I was twelve when it happened. I was smart enough to be critical of those Grimm brothers’ ideas of what a stepmother was. But things started to happen. He was not there for me. She wanted him all for herself and he wanted to be everything to her.

I swear I tried. It felt so cliché to hate my stepmother and yet there it is. All that was missing was for her to lure me into the woods and put me into a deep sleep.

But she was more subtle than that. I’m not sure she even knew she was doing it. She pushed his friends away and then me. I became the outsider in my childhood home.

I grew up and left. The twosome that my father and I had been all that time was gone.

I still see my father and stepmother, and it doesn’t hurt as much as it used to. They more or less accept me as I am. Or maybe it’s just that they ignore me as I am.

Still, something was lost along the way and I can’t help but think that it was taken from me without so much as an acknowledgment. I think there must be a tribe somewhere, maybe the one in the highlands in Central Africa where babies suck on their father’s nipples and are as likely to call out for their fathers as for their mothers.
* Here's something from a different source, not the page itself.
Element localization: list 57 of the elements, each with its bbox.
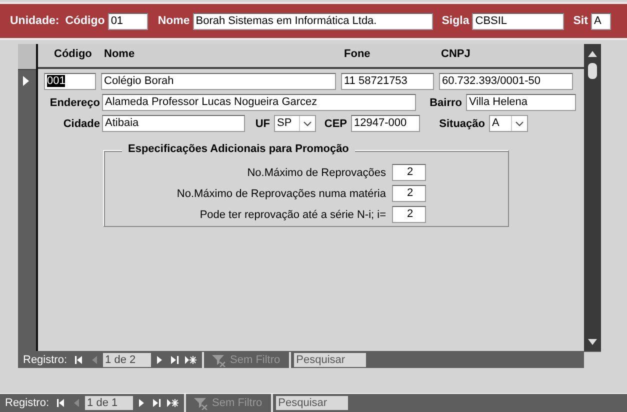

I bet they have a ritual for cases like mine. Where daughters of single fathers walk their fathers down the aisle and give them away or something like that.

In that tribe, I imagine that the daughters get to make their fathers wear a princess gown and a tiara. In case anyone wants to invent that ritual, I’m sending you the game, the old Pretty, Pretty Princess game that my father used to play with me. Back when he was mine.